12 Non-Parametric Tests

Keywords

collaboration, confidence interval, effect size, open educational resource, open scholarship, open science

Sometimes the assumptions of parametric models (e.g., normality of model residuals) are suspect. This is often the case in psychology when using ordinal scales. In these cases a “non-parametric” approach may be helpful. A statistical test being non-parametric means that the parameters (i.e., mean and variance for “normal” Gaussian model) are not estimated; despite popular belief the data themselves are never non-parametric. Additionally, these tests are not tests of the median (Divine et al. 2018). Rather one can consider them as rank based or proportional odds tests. If the scores you are analyzing are not metric (i.e., ordinal) due to the use of a Likert-Scale, and you still use parametric tests such as t-tests, you run the risk of a high false-positive probability (e.g., Liddell and Kruschke 2018). Note that in German, scale anchors have been developed that are very similar to Likert scale, but can be interpreted as metric (e.g., Rohrmann 2007).

We will briefly discuss here two groups of tests that can be applied to independent and paired samples. Then we present three effect sizes that can accompany these tests as well as their calculations and examples in R.

Here is a table for every effect size discussed in this chapter:

Type	Description	Section
Rank-Biserial Correlation		Section 12.3.1
\(r_{rb}\) (dependent groups) - Rank-biserial correlation on dependent groups	A measure of dominance between dependent groups (i.e., repeated measure designs).	Section 12.3.1.1
\(r_{rb}\) (independent groups) - Rank-biserial Correlation on independent groups	A measure of dominance between two independent groups.	Section 12.3.1.2
Concordance Probability		Section 12.3.2
\(p_c\) - Concordance probability	A simple transformation of the rank-biserial correlation and it represents the probability of superiority in one group relative to the other group.
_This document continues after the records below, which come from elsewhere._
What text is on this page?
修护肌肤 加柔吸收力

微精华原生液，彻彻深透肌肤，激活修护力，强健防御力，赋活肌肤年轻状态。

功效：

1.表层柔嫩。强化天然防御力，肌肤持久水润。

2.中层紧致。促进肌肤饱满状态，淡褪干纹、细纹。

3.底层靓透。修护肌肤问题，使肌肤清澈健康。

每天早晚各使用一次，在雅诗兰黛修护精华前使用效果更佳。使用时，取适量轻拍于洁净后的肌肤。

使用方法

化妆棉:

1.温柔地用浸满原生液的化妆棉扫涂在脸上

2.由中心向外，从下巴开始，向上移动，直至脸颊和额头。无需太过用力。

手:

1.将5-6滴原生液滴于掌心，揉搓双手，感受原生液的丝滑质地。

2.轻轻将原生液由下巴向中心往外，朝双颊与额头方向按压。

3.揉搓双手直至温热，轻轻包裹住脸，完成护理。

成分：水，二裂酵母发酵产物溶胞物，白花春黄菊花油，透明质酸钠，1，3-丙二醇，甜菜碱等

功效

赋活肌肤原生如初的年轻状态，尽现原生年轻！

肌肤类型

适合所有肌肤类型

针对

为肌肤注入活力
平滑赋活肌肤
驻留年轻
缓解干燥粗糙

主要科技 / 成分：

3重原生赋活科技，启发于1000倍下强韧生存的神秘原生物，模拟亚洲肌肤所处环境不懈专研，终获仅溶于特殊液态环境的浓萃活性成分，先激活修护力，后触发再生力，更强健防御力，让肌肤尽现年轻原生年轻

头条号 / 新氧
This section shows R code for both independent and dependent samples.	Section 12.3.2
Wilcoxon-Mann-Whitney Odds		Section 12.3.3
\(O_{WMW}\) - Wilcoxon-Mann-Whitney Odds	Also known as the Generalized Odds Ratio, it transforms the concordance probability to an Odds Ratio. This section shows R code for both independent and dependent samples.	Section 12.3.3

12.1 Wilcoxon-Mann-Whitney tests

A non-parametric alternative to the t-test is the Wilcoxon-Mann-Whitney (WMW) group of tests. When comparing two independent samples this is called a Wilcoxon rank-sum test, but sometimes referred to as a Mann-Whitney U Test. When using it on paired samples, or one sample, it is a signed rank test. These are generally referred to as tests of “symmetry” (Divine et al. 2018), which can be performed in base R.

library(tidyverse)

# load data
data(sleep)

# structure data as two data columns
dat <- sleep %>%
  pivot_wider(names_from = group,
              values_from = extra,
              id_cols = ID) %>%
  rename(g1 = `1`, g2 = `2`) %>%
  as.data.frame()

# view data
head(dat)

  ID   g1   g2
1  1  0.7  1.9
2  2 -1.6  0.8
3  3 -0.2  1.1
4  4 -1.2  0.1
5  5 -0.1 -0.1
6  6  3.4  4.4

# wilcoxon signed-rank test
wilcox.test(x = dat$g1, 
            y = dat$g2,
            paired = TRUE)


    Wilcoxon signed rank test with continuity correction

data:  dat$g1 and dat$g2
V = 0, p-value = 0.009091
alternative hypothesis: true location shift is not equal to 0

# wilcoxon rank-sum test
wilcox.test(x = dat$g1, 
            y = dat$g2,
            paired = FALSE)


    Wilcoxon rank sum test with continuity correction

data:  dat$g1 and dat$g2
W = 25.5, p-value = 0.06933
alternative hypothesis: true location shift is not equal to 0

The p-value is lower in the signed-rank test because the correlation between conditions is accounted for whereas the rank-sum test assumes the two groups are independent samples.

12.2 Brunner-Munzel Tests

Brunner-Munzel’s tests can be used instead of the WMW tests. The primary reason is the interpretation of the test (Munzel and Brunner 2002; Brunner and Munzel 2000; Neubert and Brunner 2007). Recently, Karch (2021) argued that the Mann-Whitney test is not a decent test of equality of medians, distributions or stochastic equality. The Brunner-Munzel test, on the other hand, provides a sensible approach to test for stochastic equality.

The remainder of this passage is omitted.